What it does
KokoRawr at its core is a Slack App that facilitates new types of interactions via chaotic cooperative gaming through text. Every user is placed on a team based on their Slack username and tries to increase their team's score by playing games such as Tic Tac Toe, Connect 4, Battleship, and Rock Paper Scissors. Teams must work together to play. However, a "Twitch Plays Pokemon" sort of environment can easily be created where multiple people are trying to execute commands at the same time and step on each others' toes.
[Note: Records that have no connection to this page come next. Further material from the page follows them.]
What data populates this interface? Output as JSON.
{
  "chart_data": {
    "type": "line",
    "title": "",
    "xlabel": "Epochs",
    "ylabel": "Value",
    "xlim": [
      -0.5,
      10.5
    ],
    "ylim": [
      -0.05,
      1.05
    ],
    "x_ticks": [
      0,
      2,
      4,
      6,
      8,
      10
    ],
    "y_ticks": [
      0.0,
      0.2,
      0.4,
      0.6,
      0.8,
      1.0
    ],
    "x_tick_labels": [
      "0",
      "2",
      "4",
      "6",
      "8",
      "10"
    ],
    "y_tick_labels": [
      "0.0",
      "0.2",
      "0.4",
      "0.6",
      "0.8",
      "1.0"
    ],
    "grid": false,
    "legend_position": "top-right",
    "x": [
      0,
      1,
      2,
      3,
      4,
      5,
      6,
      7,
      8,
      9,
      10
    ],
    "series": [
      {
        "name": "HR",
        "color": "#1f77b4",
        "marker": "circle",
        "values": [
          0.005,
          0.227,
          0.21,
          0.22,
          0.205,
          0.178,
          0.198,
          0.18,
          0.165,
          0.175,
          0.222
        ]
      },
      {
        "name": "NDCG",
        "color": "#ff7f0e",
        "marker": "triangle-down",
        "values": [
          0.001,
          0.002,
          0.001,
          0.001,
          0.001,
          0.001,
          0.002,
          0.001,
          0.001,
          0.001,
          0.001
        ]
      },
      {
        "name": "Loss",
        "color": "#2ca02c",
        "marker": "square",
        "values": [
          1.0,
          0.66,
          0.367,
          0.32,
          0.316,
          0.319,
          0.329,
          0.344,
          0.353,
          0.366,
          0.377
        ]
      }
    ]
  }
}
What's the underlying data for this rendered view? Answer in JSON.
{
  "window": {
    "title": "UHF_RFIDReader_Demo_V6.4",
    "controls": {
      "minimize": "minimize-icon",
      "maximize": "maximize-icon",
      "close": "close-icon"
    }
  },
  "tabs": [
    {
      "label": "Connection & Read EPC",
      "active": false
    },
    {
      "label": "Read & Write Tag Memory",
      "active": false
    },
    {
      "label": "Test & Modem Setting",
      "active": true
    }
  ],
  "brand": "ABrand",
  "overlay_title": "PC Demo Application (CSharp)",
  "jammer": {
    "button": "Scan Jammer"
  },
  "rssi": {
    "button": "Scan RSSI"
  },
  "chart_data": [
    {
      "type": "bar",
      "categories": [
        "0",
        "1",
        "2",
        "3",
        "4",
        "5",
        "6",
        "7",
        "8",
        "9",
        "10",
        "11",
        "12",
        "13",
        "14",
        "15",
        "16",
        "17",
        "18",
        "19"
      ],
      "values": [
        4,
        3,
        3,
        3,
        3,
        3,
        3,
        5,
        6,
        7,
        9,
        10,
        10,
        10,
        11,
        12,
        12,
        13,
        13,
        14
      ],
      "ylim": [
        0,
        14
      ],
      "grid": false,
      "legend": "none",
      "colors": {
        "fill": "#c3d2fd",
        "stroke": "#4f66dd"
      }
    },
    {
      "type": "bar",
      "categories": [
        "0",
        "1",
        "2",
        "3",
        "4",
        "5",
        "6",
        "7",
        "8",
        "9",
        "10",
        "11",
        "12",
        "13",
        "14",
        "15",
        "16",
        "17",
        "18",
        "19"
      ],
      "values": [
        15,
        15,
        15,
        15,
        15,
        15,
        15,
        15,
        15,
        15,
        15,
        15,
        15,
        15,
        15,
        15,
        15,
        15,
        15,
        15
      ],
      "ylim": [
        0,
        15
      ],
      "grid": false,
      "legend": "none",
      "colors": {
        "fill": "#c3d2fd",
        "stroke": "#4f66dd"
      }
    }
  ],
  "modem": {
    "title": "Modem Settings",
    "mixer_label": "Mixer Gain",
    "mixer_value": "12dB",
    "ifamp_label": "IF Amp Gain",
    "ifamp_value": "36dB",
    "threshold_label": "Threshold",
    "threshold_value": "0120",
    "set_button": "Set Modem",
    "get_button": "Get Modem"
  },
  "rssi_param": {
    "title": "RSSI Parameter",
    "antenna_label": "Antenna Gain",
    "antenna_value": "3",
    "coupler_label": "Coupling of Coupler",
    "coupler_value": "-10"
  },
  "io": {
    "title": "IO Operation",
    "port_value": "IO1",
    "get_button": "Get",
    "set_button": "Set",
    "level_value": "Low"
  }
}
Additionally, people can visualize the games via a web app.
How we built it
We jumped off the deep into the land of microservices. We made liberal use of StdLib with node.js to deploy a service for every feature in the app, amounting to 10 different services. The StdLib services all talk to each other and to Slack. We also have a visualization of the game boards that is hosted as a Flask server on Heroku that talks to the microservices to get information.
Challenges we ran into
- not getting our Slack App banned by HackPrinceton
- having tokens show up correctly on the canvas
- dealing with all of the madness of callbacks
- global variables causing bad things to happen
Accomplishments that we're proud of
- actually chaotically play games with each other on Slack
- having actions automatically showing up on the web app
- The fact that we have 10 microservices
What we learned
- StdLib way of microservices
- Slack integration
- HTML5 canvas
- how to have more fun with each other
Possible Use Cases
- Friendly competitive way for teams at companies to get to know each other better and learn to work together
- New form of concurrent game playing for friend groups with "unlimited scalability"
What's next for KokoRawr
We want to add more games to play and expand the variety of visualizations that are shown to include more games. Some service restructuring would be need to be done to reduce the Slack latency. Also, game state would need to be more persistent for the services.